Intervention de Harlem Désir

Réunion du 29 mars 2016 à 8h30
Commission des affaires européennes

Harlem Désir, secrétaire d'état aux affaires européennes :

Ce que l'on peut rappeler, c'est que l'Afrique est un continent qui connaîtra la croissance démographique la plus importante au cours des prochaines années, et qui va ainsi probablement passer d'un milliard à deux milliards d'habitants. Il est évident qu'il faut qu'il y ait un avenir pour les jeunes générations qui arrivent en Afrique. Cela ne veut pas dire que nous voulons totalement nous fermer, mais il est évident que l'Europe ne pourra pas accueillir un milliard de personnes parce que l'Afrique manque d'emplois.

L'Afrique est aussi un continent qui connaît une importante croissance, qui a beaucoup de capacités et de ressources mais au sein du continent, certains pays ont des problèmes, accumulent des retards en matière d'infrastructures, d'investissement, d'équipement. Il faut que notre relation avec l'Afrique soit déterminée par cette vision stratégique, vous avez raison de le dire. La question est de savoir que faire avec ce « Sud » : soit nous saisissons l'opportunité de contribuer à son développement, à l'innovation pour que ce soit un continent émergent, qui sera une ressource et un relais de croissance pour l'Europe et qui permettra de donner de l'emploi et un avenir à ses habitants ; soit nous serons dans une situation de crises permanentes, avec d'ailleurs probablement des instabilités et des guerres à l'intérieur du continent ainsi que des tensions très fortes entre l'Europe et l'Afrique. Il faut donc une vision très stratégique, très globale et que nous mobilisons l'ensemble des États membres. Cela nous ramène aussi aux questions de défense et de sécurité. Peut-être qu'un certain nombre de pays considèrent que l'Afrique est loin, car ils n'ont pas de passé africain colonial, parce qu'ils n'ont pas de façade méditerranéenne et, il est vrai que le monde vu d'une certaine partie du nord de l'Europe ne met pas l'Afrique en son coeur mais aujourd'hui, dans cette crise et celle du terrorisme qui nous vient du Moyen-Orient, personne ne peut considérer en Europe qu'il peut y avoir une réponse sans avoir une vraie politique extérieure, ni sans avoir une vraie politique de sécurité et de défense qui tienne compte du continent africain.

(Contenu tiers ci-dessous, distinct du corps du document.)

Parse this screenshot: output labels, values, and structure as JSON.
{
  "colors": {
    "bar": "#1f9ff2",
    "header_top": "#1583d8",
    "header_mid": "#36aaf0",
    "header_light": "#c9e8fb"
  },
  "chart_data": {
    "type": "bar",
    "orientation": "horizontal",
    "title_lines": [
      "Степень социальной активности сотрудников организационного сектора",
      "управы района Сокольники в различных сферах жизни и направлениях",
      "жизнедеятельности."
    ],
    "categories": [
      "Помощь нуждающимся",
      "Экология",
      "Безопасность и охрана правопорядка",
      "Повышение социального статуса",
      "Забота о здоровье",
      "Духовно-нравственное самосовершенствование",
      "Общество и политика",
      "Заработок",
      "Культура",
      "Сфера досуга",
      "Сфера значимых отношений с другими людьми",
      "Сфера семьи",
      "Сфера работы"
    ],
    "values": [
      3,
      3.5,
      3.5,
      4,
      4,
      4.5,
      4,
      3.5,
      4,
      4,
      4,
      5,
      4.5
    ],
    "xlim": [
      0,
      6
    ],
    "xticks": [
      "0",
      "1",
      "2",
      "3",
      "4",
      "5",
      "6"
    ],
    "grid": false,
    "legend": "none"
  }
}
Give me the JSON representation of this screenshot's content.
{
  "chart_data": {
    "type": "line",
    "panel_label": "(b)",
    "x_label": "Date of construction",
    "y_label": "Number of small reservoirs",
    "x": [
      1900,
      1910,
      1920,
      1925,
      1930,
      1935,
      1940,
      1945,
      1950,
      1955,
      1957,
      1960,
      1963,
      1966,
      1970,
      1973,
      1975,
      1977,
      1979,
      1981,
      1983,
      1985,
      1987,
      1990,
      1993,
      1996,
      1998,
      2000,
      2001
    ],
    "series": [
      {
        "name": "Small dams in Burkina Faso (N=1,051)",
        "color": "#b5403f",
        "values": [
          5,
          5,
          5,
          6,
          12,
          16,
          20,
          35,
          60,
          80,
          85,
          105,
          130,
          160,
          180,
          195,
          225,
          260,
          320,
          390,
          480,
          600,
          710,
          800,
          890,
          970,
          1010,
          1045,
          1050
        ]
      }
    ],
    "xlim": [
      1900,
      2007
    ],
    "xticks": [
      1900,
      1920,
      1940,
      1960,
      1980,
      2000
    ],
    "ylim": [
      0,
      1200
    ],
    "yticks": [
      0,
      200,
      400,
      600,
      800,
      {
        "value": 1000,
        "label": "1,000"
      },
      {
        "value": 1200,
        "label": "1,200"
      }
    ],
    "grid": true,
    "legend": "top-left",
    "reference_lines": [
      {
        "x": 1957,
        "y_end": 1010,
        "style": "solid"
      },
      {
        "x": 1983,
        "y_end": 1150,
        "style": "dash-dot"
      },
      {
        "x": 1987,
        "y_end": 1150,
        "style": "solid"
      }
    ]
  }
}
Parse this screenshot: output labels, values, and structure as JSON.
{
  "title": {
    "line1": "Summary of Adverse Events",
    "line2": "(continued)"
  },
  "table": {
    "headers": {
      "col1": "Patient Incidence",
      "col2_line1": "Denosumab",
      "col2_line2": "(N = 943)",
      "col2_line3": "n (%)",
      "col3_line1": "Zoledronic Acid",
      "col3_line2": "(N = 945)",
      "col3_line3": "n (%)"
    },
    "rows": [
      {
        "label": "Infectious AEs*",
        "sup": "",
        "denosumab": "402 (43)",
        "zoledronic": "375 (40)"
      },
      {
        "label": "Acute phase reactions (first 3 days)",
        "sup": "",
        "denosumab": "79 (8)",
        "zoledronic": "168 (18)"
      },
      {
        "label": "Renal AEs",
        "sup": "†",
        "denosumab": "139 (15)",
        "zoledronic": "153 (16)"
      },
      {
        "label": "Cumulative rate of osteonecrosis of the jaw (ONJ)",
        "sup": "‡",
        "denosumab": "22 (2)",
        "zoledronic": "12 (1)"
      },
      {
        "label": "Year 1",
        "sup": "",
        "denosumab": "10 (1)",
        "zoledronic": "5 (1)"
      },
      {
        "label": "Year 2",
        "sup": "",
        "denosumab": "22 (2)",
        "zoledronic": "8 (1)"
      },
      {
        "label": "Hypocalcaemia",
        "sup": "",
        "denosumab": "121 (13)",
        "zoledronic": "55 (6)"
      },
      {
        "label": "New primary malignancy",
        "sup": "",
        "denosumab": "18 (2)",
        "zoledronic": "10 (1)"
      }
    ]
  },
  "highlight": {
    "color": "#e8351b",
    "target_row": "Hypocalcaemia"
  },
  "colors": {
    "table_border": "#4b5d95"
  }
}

Notre avenir avec le Sud réside ainsi dans une politique de coopération. C'est aussi important que lorsque les États-Unis ont pensé, au XIXe siècle, leur relation avec le sud du continent américain. Cela a marqué le commencement de leur politique étrangère, car, rappelons-le, au début ils ne se souciaient pas de ce qu'il se passait en dehors de leur pays. Il leur a ensuite même été reproché de faire une « politique de jardin », de « pré carré », en Amérique du Sud. Nous ne pouvons pas considérer qu'il n'y a plus de relations stratégiques entre l'Europe et l'Afrique parce que l'ère de la colonisation a pris fin. C'est absolument majeur pour notre avenir, et cela représente aussi un des défis dont il nous faudra débattre en Europe pendant les semaines et les mois qui viennent.

Concernant l'agriculture, les mesures qui ont été prises le 14 mars doivent désormais être mises en oeuvre. Il a été fait, pour la première fois, utilisation de l'article 222 du règlement OCM unique qui permet de déroger aux règles de marché, sur une base volontaire afin de pouvoir, avec les producteurs, modérer et réduire la production. Il faut également que tous les instruments d'intervention sur les marchés du lait et du porc puissent être utilisés. Nous voulons poursuivre aussi tous les efforts d'ouverture des nouveaux débouchés commerciaux. Il y a ainsi la négociation avec la Russie sur la levée de l'embargo sanitaire. Il faut évidemment mettre en oeuvre cet accord rapidement. Or, je crois que ce que nous avons obtenu lors du conseil agriculture, au-delà de la reconnaissance par l'Union européenne et la majorité des États membres de l'existence d'une crise européenne - ce n'est pas simplement la France qui est concernée par cette crise de surproduction -, c'est qu'il faut essayer de revenir à des mesures de régulation, de gestion de la production, qui permettent de faire baisser les prix. Il faut donc maintenant utiliser à plein régime les dispositions de ce conseil agriculture.